The Christianists are making big noises about how gay-inclusive civil rights laws are eroding their religious freedom, particularly laws that help gay families, which is, of course, an outright lie from the bottom up -- unless you, like they, believe that their religious freedom is paramount and means that their beliefs are the final arbiters of law and society. The Founders took steps to insure that was not the case and it seems to have worked out just fine.
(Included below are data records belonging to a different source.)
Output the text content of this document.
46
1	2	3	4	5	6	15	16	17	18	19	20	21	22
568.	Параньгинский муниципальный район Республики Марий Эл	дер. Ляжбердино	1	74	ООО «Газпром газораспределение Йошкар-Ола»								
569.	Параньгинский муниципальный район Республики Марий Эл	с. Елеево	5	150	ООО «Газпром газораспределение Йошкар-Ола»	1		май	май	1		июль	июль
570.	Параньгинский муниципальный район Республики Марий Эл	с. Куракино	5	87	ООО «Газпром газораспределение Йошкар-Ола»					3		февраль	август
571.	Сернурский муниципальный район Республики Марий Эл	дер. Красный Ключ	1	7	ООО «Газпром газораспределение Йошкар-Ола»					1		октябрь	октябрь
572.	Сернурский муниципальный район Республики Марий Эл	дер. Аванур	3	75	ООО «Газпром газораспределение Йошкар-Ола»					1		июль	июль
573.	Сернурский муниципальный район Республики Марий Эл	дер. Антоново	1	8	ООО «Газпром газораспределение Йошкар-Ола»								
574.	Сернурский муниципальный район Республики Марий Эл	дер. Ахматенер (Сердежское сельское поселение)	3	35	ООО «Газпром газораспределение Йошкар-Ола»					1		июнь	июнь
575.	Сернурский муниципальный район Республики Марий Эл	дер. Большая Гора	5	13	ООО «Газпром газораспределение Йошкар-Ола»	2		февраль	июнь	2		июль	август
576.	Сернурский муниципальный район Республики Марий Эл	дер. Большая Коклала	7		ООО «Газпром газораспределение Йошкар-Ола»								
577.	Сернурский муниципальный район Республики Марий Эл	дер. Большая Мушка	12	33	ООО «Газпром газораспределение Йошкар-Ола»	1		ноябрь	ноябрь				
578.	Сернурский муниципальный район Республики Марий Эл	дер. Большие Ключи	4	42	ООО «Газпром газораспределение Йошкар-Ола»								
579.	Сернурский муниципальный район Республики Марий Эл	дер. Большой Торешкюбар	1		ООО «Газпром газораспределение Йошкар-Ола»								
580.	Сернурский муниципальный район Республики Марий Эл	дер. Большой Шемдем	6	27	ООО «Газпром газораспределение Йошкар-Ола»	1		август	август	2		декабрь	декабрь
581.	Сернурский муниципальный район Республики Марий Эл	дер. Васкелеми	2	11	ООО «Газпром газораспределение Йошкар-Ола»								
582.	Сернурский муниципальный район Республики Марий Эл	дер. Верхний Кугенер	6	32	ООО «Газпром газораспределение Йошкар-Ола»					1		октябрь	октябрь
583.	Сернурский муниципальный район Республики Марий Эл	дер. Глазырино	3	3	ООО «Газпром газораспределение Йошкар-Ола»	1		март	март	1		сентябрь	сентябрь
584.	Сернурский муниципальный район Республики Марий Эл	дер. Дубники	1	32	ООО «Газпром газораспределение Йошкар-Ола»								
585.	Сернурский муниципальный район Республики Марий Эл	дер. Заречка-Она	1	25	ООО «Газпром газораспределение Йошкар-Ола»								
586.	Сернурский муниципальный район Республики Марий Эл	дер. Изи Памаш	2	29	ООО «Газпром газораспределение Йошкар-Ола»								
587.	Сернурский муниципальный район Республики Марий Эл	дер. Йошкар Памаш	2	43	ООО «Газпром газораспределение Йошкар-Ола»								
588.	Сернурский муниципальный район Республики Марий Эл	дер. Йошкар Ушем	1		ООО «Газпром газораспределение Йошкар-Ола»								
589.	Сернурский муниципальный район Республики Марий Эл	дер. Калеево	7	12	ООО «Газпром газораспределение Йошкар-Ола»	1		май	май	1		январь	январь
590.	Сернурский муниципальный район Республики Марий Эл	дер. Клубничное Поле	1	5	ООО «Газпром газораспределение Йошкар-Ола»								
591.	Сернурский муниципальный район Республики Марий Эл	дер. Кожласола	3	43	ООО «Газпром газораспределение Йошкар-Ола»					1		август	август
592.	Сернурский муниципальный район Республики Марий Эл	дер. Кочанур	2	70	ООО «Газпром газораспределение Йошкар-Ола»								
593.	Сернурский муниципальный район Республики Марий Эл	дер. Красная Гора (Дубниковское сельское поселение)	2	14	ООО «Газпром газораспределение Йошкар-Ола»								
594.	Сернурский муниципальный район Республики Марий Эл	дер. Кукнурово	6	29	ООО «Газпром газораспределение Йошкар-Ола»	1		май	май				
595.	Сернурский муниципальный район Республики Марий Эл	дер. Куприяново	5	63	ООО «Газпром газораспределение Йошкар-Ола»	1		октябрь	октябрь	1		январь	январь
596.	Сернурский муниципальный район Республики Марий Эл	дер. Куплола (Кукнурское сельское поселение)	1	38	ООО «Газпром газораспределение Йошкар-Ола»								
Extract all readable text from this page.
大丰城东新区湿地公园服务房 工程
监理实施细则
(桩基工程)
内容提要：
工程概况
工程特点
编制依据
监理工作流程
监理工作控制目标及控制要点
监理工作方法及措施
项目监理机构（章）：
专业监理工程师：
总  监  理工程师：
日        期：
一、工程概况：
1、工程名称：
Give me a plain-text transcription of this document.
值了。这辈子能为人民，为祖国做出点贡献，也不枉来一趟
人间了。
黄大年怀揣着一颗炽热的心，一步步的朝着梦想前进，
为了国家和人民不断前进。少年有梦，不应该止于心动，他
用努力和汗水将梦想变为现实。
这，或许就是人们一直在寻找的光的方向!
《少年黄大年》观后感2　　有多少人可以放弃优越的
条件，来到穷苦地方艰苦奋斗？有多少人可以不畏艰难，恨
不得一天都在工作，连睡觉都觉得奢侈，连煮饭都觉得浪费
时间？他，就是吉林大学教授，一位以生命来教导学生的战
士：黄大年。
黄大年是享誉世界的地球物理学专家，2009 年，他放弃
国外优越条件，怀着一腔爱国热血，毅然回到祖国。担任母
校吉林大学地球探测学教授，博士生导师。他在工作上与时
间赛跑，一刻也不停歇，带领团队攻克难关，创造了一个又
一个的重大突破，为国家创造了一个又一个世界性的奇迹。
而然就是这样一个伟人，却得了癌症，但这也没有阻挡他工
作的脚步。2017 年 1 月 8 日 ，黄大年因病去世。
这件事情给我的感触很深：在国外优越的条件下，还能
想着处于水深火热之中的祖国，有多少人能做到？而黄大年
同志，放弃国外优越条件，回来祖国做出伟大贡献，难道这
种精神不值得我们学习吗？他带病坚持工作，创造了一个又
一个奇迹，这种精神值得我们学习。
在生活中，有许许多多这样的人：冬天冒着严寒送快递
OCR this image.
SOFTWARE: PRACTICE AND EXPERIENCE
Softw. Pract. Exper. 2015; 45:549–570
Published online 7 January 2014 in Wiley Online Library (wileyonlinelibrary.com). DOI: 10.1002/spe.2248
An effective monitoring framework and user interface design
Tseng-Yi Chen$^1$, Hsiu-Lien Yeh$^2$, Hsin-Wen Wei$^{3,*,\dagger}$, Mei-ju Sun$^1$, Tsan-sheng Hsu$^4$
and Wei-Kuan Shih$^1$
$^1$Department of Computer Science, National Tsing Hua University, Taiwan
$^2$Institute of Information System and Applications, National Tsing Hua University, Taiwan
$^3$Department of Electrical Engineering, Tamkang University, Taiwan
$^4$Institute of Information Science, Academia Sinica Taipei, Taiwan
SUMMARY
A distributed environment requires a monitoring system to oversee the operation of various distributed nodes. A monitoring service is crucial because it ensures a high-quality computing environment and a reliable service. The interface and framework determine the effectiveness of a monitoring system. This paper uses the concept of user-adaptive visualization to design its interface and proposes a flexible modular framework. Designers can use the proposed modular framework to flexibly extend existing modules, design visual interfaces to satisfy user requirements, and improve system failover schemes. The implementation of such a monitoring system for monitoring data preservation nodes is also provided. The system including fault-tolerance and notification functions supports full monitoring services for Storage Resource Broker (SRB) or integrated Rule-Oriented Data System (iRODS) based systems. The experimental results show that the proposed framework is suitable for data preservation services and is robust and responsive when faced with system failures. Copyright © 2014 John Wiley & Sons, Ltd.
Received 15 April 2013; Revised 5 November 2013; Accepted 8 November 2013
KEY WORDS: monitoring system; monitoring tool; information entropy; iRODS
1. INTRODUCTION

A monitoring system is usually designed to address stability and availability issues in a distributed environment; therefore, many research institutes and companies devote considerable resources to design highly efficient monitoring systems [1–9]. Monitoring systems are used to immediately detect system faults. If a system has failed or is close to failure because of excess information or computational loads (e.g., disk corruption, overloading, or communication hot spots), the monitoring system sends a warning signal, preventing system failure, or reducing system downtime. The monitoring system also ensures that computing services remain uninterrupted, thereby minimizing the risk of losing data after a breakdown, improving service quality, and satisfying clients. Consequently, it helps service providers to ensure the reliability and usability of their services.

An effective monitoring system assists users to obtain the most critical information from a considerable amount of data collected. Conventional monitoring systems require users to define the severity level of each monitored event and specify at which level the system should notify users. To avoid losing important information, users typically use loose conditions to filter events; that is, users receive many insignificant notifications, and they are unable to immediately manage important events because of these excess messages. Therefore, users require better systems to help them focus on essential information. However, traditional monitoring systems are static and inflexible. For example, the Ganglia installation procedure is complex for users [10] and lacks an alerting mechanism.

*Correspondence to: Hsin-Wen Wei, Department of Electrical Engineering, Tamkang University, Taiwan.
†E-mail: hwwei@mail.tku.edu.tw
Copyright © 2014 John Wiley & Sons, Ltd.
It would be very sad if an old and corrupt entity with only its own institutional interests at heart were able to ruin it.

Footnote: A take on the Catholic clergy's moral rectitude by a victim of sexual abuse by a priest:

Hand of God is a very unsensational look at Paul Cultrera's 30-years-after-the-fact reckoning with his molestation by a Salem, MA priest — seen through the eyes of his filmmaker brother, Joe. . . .

What does it mean, what does the post of Bishop in the Catholic Church really mean? The organization has just been around a long time. It’s built this incredible power, and it’s holding onto that power. It is more concerned with maintaining that power than it is in actually carrying out the mission that it says that it’s all about.”

Being the Bishop basically means... there’s a good chance that you probably are a rotten guy that has just climbed to the top of that corporate ladder. They’re just a bunch of corrupt businessmen, and they’re sitting atop the Evil Empire.


If you think it sounds harsh, also consider what it describes: not only the moral failing of an individual priest, but the power of the Church brought to bear on the victims, not the perpetrators. I don't think it can be harsh enough.

This is the Church that says that allowing a gay couple to give an unwanted child a loving home is doing violence to children.